Common misinterpretations of thermal signatures on polycrystalline PV modules under different operational conditions

Abstract

Thermal Infrared (TIR) images may be misinterpreted due to the dynamic nature of the operational current–voltage (I-V) and thermal characteristics of photovoltaic (PV) cells and modules. This study investigates and analyses the I-V and thermal characteristics of polycrystalline PV modules to understand the behaviour of abnormal thermal signatures (hot cells) under varying operational points on a module’s I-V curve.

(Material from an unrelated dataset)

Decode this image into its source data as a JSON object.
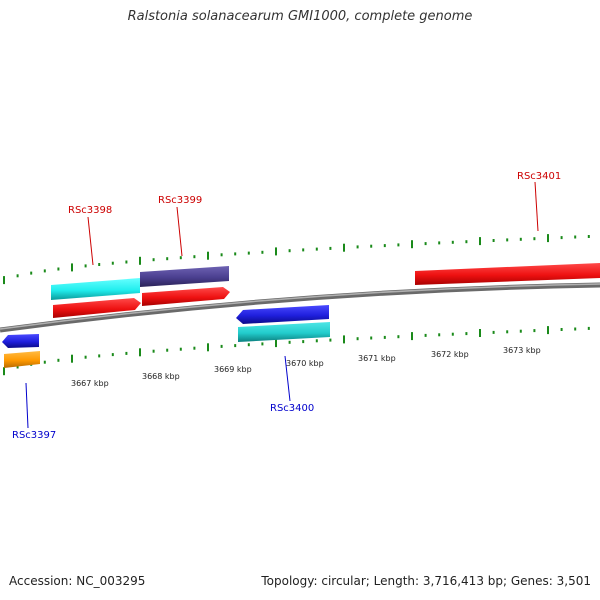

A change in operational conditions influences the operational voltage points such that the mismatched cells behave differently under changing load conditions, varying irradiance and partial shading. Mismatched cells can operate in reverse bias and cause abnormal thermal signatures when the module’s operational voltage is less than the maximum power voltage(VMP), 24 V. The mismatch becomes more significant when the operational voltage is 0.2 V, close to short circuit conditions. Cell partial shading of < 10% results in dynamics of the abnormal thermal signatures and can mislead decisions during TIR imaging inspections when bad cells do not show abnormal thermal signatures on TIR images. Carrying out TIR imaging on clean PV modules operating at < VMP will enhance mismatch and the bad cells can show as hot cells, unlike when operating at > VMP. Under low irradiance of < 600Wm−2, mismatched cells can easily emerge on TIR images, however, at irradiance levels > 600Wm−2, only cells having large isolated parts will cause significant mismatch and appear hot on TIR images. This study advances the understanding of the dynamics of operational I-V points and thermal signatures and can improve the operation and TIR imaging inspections of PV modules.